For no art and no religion is possible until we make allowances
For no art and no religion is possible until we make allowances, until we manage to keep quiet the enfant terrible of logic that plays havoc with the other faculties.
John Crowe Ransom, poet and thinker of the modern age, declared with piercing clarity: “For no art and no religion is possible until we make allowances, until we manage to keep quiet the enfant terrible of logic that plays havoc with the other faculties.” In this utterance lies a profound insight: that while logic is a noble servant, it is also a dangerous master. If given unchecked reign, it strips life of mystery, beauty, and awe, leaving only cold calculation where once there was wonder. Ransom warns us that to create art, or to experience religion, we must learn to quiet the restless voice of rationality, not to destroy it, but to prevent it from devouring the deeper faculties of imagination, faith, and love.
The ancients knew this well. Plato himself, though master of reason, taught that poetry touches truths that logic alone cannot capture. The mystics of every tradition have spoken of the limits of reason before the infinite. For religion requires a leap beyond what can be measured, and art demands surrender to intuition, to feeling, to inspiration that logic cannot dissect without killing.

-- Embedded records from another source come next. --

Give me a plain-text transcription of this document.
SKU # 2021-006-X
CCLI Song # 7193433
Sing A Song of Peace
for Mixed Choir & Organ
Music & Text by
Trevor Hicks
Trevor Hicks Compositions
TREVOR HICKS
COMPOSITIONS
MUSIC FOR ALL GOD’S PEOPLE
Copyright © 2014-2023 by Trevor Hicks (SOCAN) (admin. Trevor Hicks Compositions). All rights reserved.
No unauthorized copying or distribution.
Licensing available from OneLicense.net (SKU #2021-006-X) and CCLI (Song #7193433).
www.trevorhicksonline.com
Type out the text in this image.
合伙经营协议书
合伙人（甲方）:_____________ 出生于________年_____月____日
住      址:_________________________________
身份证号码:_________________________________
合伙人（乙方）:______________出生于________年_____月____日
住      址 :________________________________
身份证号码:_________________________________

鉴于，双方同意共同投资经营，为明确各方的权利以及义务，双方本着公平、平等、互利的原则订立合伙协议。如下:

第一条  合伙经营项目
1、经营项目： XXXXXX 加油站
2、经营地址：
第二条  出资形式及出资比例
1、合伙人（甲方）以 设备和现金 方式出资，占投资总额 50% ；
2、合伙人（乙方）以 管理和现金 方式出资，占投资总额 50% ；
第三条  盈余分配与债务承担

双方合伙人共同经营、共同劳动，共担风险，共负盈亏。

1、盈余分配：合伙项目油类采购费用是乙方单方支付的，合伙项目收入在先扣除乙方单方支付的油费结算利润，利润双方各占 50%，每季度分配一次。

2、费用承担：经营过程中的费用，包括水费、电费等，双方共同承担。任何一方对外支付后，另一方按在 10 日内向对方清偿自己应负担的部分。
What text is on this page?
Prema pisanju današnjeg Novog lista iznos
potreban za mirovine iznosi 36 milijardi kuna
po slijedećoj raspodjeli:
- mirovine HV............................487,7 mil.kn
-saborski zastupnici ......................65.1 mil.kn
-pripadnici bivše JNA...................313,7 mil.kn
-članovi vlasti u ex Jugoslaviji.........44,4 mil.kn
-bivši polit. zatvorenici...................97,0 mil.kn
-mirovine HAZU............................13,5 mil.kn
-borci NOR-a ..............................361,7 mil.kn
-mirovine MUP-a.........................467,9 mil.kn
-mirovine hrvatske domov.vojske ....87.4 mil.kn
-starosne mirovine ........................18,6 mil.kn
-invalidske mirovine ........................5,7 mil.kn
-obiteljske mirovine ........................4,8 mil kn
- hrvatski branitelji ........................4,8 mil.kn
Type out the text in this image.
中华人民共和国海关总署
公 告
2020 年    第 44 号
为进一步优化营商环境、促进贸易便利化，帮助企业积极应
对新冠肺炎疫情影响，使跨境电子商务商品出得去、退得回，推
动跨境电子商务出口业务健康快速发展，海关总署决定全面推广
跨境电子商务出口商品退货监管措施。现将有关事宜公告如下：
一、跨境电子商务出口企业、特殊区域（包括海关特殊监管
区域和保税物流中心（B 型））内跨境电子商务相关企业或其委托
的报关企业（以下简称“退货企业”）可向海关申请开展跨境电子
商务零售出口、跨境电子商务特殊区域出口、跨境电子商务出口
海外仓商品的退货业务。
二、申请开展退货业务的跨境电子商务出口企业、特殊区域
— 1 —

Just as a butterfly cannot be pinned to the table without losing its flight, so too the soul of faith and beauty dies when reduced to mere analysis.
Consider the story of Beethoven. Deaf and suffering, he composed symphonies that shook the heavens, music that reason could never have constructed step by step. The mathematician may chart the frequencies of sound, the physicist may measure vibrations, but the art that arose from his heart was beyond the reach of calculation. Had Beethoven listened only to the “enfant terrible of logic,” he might have surrendered to despair, declaring that music was impossible without hearing. Yet by silencing logic’s havoc and yielding to imagination and spirit, he gave the world a gift eternal.
So too in religion. If faith is forced into the cage of proof and syllogism, it withers. The mystic who kneels in prayer, the saint who sees God in the face of the poor, the seeker who finds meaning in silence—all live beyond the grasp of pure reason. Logic asks: “Can you prove it?” Faith answers: “Can you live without it?” Ransom reminds us that for religion to breathe, we must allow mystery, reverence, and humility to rise above the demand for certainty.
Yet do not misunderstand: Ransom does not despise logic. He calls it an enfant terrible, a child brilliant but unruly, mischievous yet necessary. It must be guided, restrained, balanced by the other powers of the soul. Logic is a lantern, but life requires also the sun; it illuminates details but cannot encompass the vast horizon. Only when we learn to place logic in harmony with imagination, conscience, and wonder can we live fully, can we create great art, can we experience the divine.
History bears witness. The Enlightenment exalted reason, yet in its shadow arose Romanticism, poets and painters who cried out that life is not numbers alone. William Blake saw visions where others saw only factories and smoke. Dostoevsky probed the depths of faith where reason faltered. These were voices reclaiming the soul from the havoc of unchecked rationality, restoring balance between the faculties of man. Their cry was the same as Ransom’s: silence the enfant terrible, and let the deeper music of the soul be heard.
The lesson is clear: cultivate logic, but do not let it reign unchallenged. Give space in your life for mystery, for imagination, for reverence. Do not demand that every truth be proven, nor every beauty dissected. Allow yourself to wonder at the stars without needing to measure them, to weep at a poem without analyzing it, to pray without demanding evidence. For in these moments, you will discover what logic cannot give: the fullness of life.
So, O children of tomorrow, remember this: no art and no religion is possible without allowance, without humility before mystery. Train your reason, but also nourish your imagination, your compassion, your awe. Keep logic as a servant, not a master, lest it rob you of wonder. For man does not live by proof alone, but by beauty, by faith, by the silent music of the soul. In this harmony lies the fullness of our humanity.